According to Luttrell, the first step is examination. “We work very closely with our Building Engineer to examine and inspect our building and campus on a daily basis to ensure equipment, facilities, and supports are safe and operable to support our learning environment,” Luttrell said.

If something is wrong, Luttrell takes that information, with feedback provided by staff, and submits work orders when needed to repair or replace items on an ongoing basis.

Most of these get carried out quickly, but situations like broken doors and locks in the bathroom, school graffiti, or the barren courtyard take more time to change.

Luttrell also submits requests in anticipation of long-term projects needed to support her efforts to create a safe working and learning environment.

“The division has a team called Property Improvement Review Team (PIRT) that receives, reviews, and prioritizes work orders from over 90 buildings in LCPS,” Luttrell said. “To put the volume of requests they receive in perspective, you should know we have submitted over 3,000 work orders in the past five years. I am not sure how many work orders other buildings send, but keep in mind there are 90 campuses in the division submitting similar requests.”

This explains why not everything can be fixed immediately. LCHS has an automated system called SchoolDude that captures all of the facility requests that eventually land in the PIRT review folder if the work is beyond the scope of the Building Engineer.

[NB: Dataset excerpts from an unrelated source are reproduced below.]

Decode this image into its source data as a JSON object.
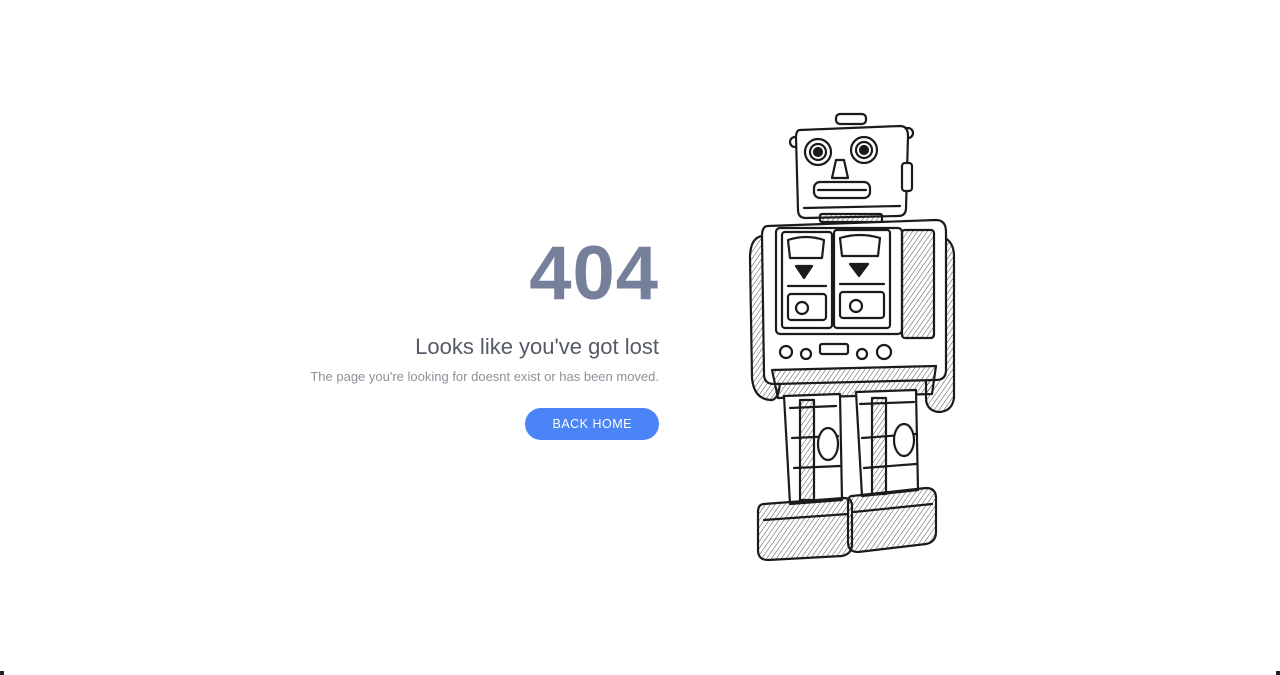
{
  "error": {
    "code": "404",
    "headline": "Looks like you've got lost",
    "message": "The page you're looking for doesnt exist or has been moved.",
    "button_label": "BACK HOME"
  },
  "illustration": {
    "icon": "robot-illustration"
  },
  "colors": {
    "code": "#76809a",
    "headline": "#555b66",
    "message": "#8d9199",
    "button_bg": "#4a84f6",
    "button_text": "#ffffff",
    "background": "#ffffff"
  }
}
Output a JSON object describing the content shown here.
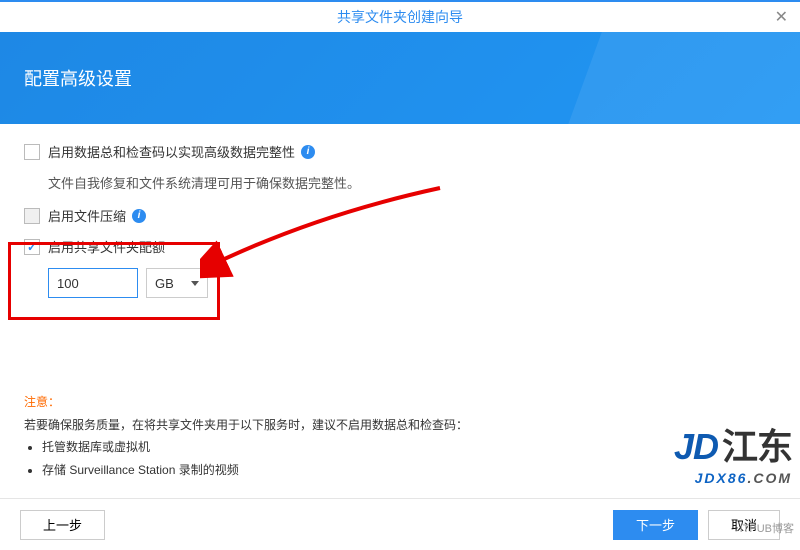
{
  "window": {
    "title": "共享文件夹创建向导"
  },
  "header": {
    "title": "配置高级设置"
  },
  "options": {
    "checksum": {
      "label": "启用数据总和检查码以实现高级数据完整性",
      "checked": false,
      "sub": "文件自我修复和文件系统清理可用于确保数据完整性。"
    },
    "compress": {
      "label": "启用文件压缩",
      "checked": false,
      "disabled": true
    },
    "quota": {
      "label": "启用共享文件夹配额",
      "checked": true,
      "value": "100",
      "unit": "GB"
    }
  },
  "notice": {
    "title": "注意：",
    "text": "若要确保服务质量，在将共享文件夹用于以下服务时，建议不启用数据总和检查码：",
    "bullets": [
      "托管数据库或虚拟机",
      "存储 Surveillance Station 录制的视频"
    ]
  },
  "footer": {
    "prev": "上一步",
    "next": "下一步",
    "cancel": "取消"
  },
  "watermark": {
    "brand": "JD",
    "cn": "江东",
    "small_a": "JDX86",
    "small_b": ".COM",
    "blog": "ITPUB博客"
  },
  "info_glyph": "i"
}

“There are only a handful of individuals on campus that can submit a work order so we can control what is being processed to the division,” Luttrell said. “We can submit work orders involving a range of resources to include, but not limited to construction, carpentry, furniture repairs, HVAC, clocks/bells, and plumbing.”

As for why the teacher work room and the school windows were renovated before the school bathroom, Luttrell explained that the funding for the furniture in the teacher workroom came from the school and did not require a work order since there was no “construction or work done.”

The division provides new furniture, carpet, and new paint on a cycle. Some of the cycles are ten to 20 years in rotation. The windows were paid for by the division.

In the past five years, Luttrell has been supported by the division for several major improvements to the school, including handicap access to the front of the school, receiving new windows to the original part of the school, a new roof, new NJROTC building, and transforming computer labs into classrooms.

Luttrell knows that the school is over 60 years old and that some things simply can’t be fixed due to the infrastructure of the building, but many things have been improved, and many more things in the future will be changed to benefit our environment.

“I am very proud to be a Raider,” Luttrell said. “We have a beautiful school, rich with history and tradition. I am honored to be a member of our school community. Our school was built in 1954 and is in great condition because so many people take pride in our community and do their part to maintain the facility and keep it and the campus clean.”

Luttrell continually looks for ways to improve our building for safety and instruction. With this in mind, it seems that the school is in no way neglected, but rather cared for deeply.